A treatment for obesity-related metabolic dysfunction in dogs is the latest proposed product from a fledgling San Francisco drug developer.
Jaguar Animal Health Inc., which focuses on gastrointestinal concerns in pets and production animals, reported Wednesday that the company has submitted its eighth Investigational New Animal Drug (INAD) application with the U.S. Food and Drug Administration’s Center for Veterinary Medicine.
“Insulin resistance and metabolic syndrome occurs not just in humans, but also in dogs,” said Serge Martinod, DVM, Ph.D., the company’s chief veterinary officer. “However, while physicians worldwide have a vast array of drugs that have been approved to treat this condition in humans, veterinarians have no approved products available to treat these issues in dogs.”
Jaguar stated that the active ingredient in the metabolic drug “is isolated and purified from a plant indigenous to the southwestern United States.”
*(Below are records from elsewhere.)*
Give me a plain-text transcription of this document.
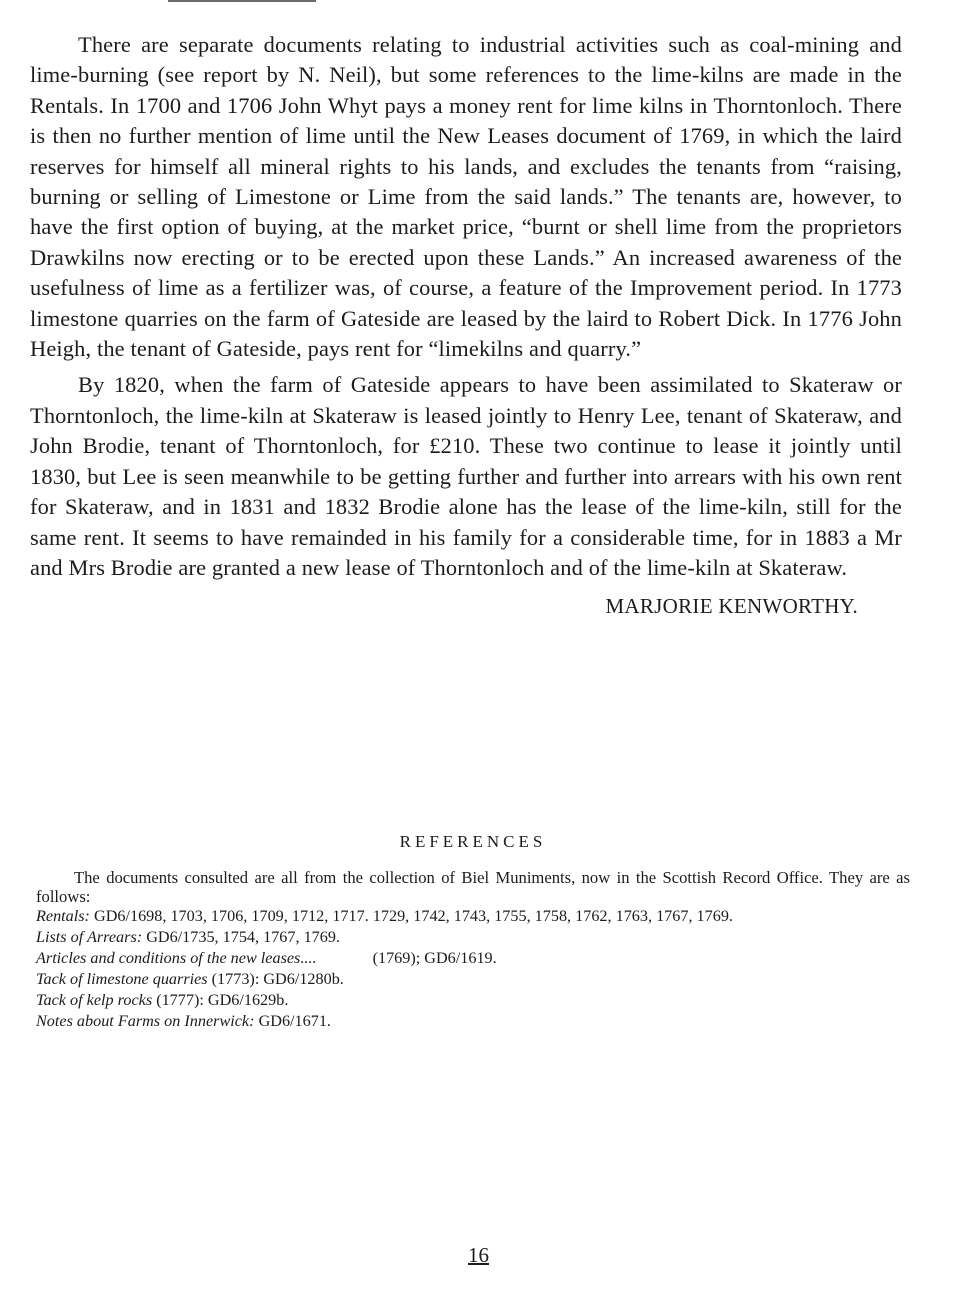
There are separate documents relating to industrial activities such as coal-mining and lime-burning (see report by N. Neil), but some references to the lime-kilns are made in the Rentals. In 1700 and 1706 John Whyt pays a money rent for lime kilns in Thorntonloch. There is then no further mention of lime until the New Leases document of 1769, in which the laird reserves for himself all mineral rights to his lands, and excludes the tenants from “raising, burning or selling of Limestone or Lime from the said lands.” The tenants are, however, to have the first option of buying, at the market price, “burnt or shell lime from the proprietors Drawkilns now erecting or to be erected upon these Lands.” An increased awareness of the usefulness of lime as a fertilizer was, of course, a feature of the Improvement period. In 1773 limestone quarries on the farm of Gateside are leased by the laird to Robert Dick. In 1776 John Heigh, the tenant of Gateside, pays rent for “limekilns and quarry.”

By 1820, when the farm of Gateside appears to have been assimilated to Skateraw or Thorntonloch, the lime-kiln at Skateraw is leased jointly to Henry Lee, tenant of Skateraw, and John Brodie, tenant of Thorntonloch, for £210. These two continue to lease it jointly until 1830, but Lee is seen meanwhile to be getting further and further into arrears with his own rent for Skateraw, and in 1831 and 1832 Brodie alone has the lease of the lime-kiln, still for the same rent. It seems to have remainded in his family for a considerable time, for in 1883 a Mr and Mrs Brodie are granted a new lease of Thorntonloch and of the lime-kiln at Skateraw.

MARJORIE KENWORTHY.

REFERENCES

The documents consulted are all from the collection of Biel Muniments, now in the Scottish Record Office. They are as follows:

Rentals: GD6/1698, 1703, 1706, 1709, 1712, 1717. 1729, 1742, 1743, 1755, 1758, 1762, 1763, 1767, 1769.

Lists of Arrears: GD6/1735, 1754, 1767, 1769.

Articles and conditions of the new leases....	(1769); GD6/1619.

Tack of limestone quarries (1773): GD6/1280b.

Tack of kelp rocks (1777): GD6/1629b.

Notes about Farms on Innerwick: GD6/1671.

16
“In traditional medicine, the plant was brewed as a tea and used for the treatment of diabetes and other various illnesses,” the company added.
Three other candidates in the Jaguar pipeline are Canalevia, for watery diarrhea in dogs; Neonorm Calf, for watery diarrhea, or scours, in preweaned dairy calves; and a prescription drug for acute equine colitis.
Neonorm Calf may be available by year’s end, Jaguar stated, and Neonorm formulations for six other animal species are planned.
Both Canalevia and Neonorm Calf are derived from the South American Croton lechleri plant.
Jaguar, a subsidiary of Napo Pharmaceuticals Inc., was founded in 2013 and is planning a $70 million initial public offering.